Das Münchner Museum Fünf Kontinente präsentiert bis zum 26. April 2020 Sammelstücke des Arztes Philipp Franz von Siebold, der als erster Europäer des 19. Jahrhunderts das weitgehend abgeschottete Japan erforschte. Wir haben mit den Museumsdirektoren über Siebolds bewegtes Leben und die Ausstellung gesprochen.

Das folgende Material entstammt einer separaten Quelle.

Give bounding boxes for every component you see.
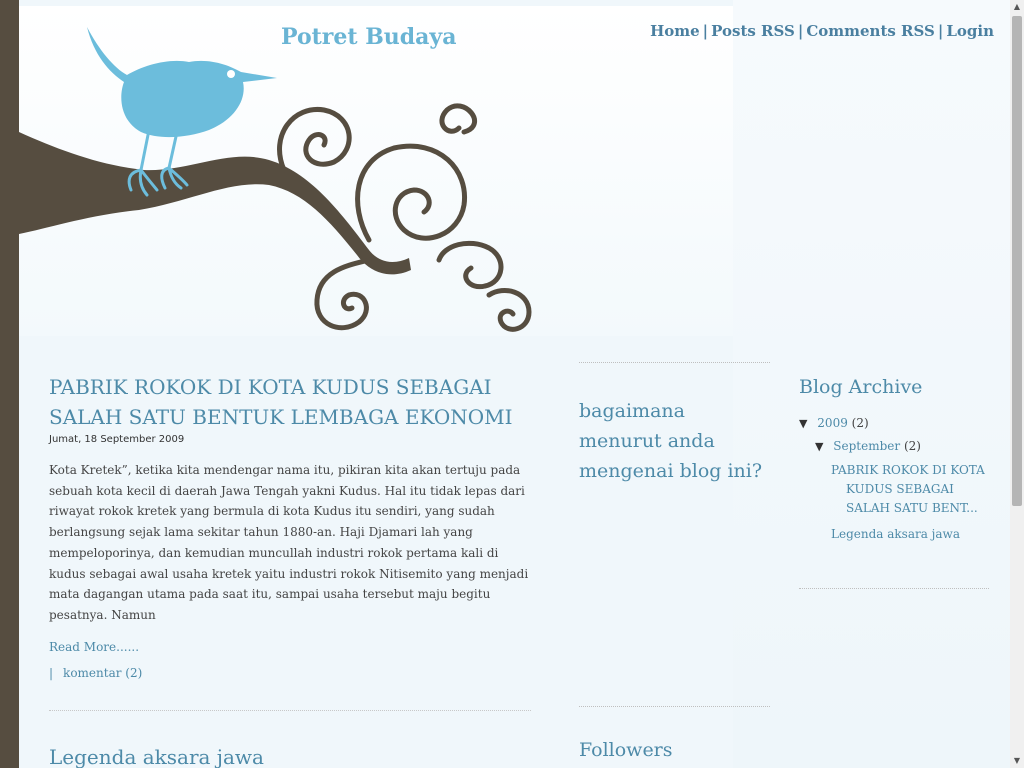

Der stellvertretende Museumsdirektor Dr. Bruno Richtsfeld, Museumsdirektorin Dr. Uta Werlich sowie G/GESCHICHTE-Chefredakteure Dr. Klaus Hillingmeier und Dr. Christian Pantle (von links nach rechts) | © Daniel Baum

 

G/GESCHICHTE: Was ist das Besondere an den 300 Exponaten, die Sie in der Sonderausstellung „Collecting Japan“ zeigen?
Dr. Uta Werlich, Direktorin des Museums Fünf Kontinente: Die Objekte wurden gesammelt von Philipp Franz von Siebold, einem Würzburger Mediziner in niederländischen Diensten, der sich von 1823 bis 1830 und von 1859 bis 1862 in Japan aufhielt. Alle gezeigten Objekte stammen von Siebolds zweitem Aufenthalt, als das Land gerade begonnen hatte, sich nach außen zu öffnen. Die Sammlung ist damit einzigartig: Sie stellt gleichsam eine Zeitkapsel des alten Japans unmittelbar vor der Modernisierung dar.
Dr. Bruno Richtsfeld, stellvertretender Direktor des Museums: Im Mittelpunkt dieser Ausstellung steht ganz explizit die Sammlung. Uns geht es nicht so sehr darum, von der Person Siebold zu erzählen. Siebold ist bis vor Kurzem – oder vielleicht immer noch – hier relativ unbekannt. In Japan kennt ihn jedes Kind.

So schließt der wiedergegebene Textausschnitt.